FAD FAD 2/11/2015 09:10
this text incites to know Alekhine, it is a good incitation to knowing Chess
Rama Rama 2/11/2015 09:06
Alekhine certainly had an iconic look when posing for certain photographs. My favorite example is the picture above with the caption "Alekhine during his first World Championship with Max Euwe" ... If James Bond was a great grandmaster he would look like that!
mosherachmuth mosherachmuth 2/11/2015 04:16
Thank you mozartiano123!
mosherachmuth mosherachmuth 2/11/2015 04:15
Thanks for the comment yesenadam. Wouldn't it be funny if someone made a one minute youtube with chess fans from all around the world trying to say "Alekhine?"

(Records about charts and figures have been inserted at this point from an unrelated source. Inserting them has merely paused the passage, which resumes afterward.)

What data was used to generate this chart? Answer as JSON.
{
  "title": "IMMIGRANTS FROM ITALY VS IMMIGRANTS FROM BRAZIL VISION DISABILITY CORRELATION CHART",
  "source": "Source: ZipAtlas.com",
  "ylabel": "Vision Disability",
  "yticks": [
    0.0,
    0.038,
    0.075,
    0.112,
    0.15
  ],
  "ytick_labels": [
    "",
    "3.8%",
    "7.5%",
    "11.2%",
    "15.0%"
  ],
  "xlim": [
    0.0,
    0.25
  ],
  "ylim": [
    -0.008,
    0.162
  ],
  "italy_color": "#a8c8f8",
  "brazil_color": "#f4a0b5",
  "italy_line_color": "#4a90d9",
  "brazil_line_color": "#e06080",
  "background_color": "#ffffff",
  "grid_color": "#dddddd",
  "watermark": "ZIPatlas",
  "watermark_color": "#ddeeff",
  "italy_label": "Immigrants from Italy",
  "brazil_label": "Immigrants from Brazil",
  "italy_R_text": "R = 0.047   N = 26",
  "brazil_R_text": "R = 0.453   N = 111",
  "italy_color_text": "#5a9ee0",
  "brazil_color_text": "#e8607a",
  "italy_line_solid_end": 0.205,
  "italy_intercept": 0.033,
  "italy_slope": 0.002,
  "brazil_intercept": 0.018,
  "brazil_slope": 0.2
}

mozartiano123 mozartiano123 2/11/2015 03:01
Great text.
yesenadam yesenadam 2/11/2015 11:04
Well, yeah, you have a few pronunciation options, :-) But you seem to have missed what I thought are the main 2 : The Russian is I believe Al-YOKhen (with the UK style short 'o' sound, not the US 'ah' version).. and the European (French/German) which from memory is Al-YEKhen - am willing to be corrected on that. (These are from the spelling 'Aljechin', if that makes them seem less weird!)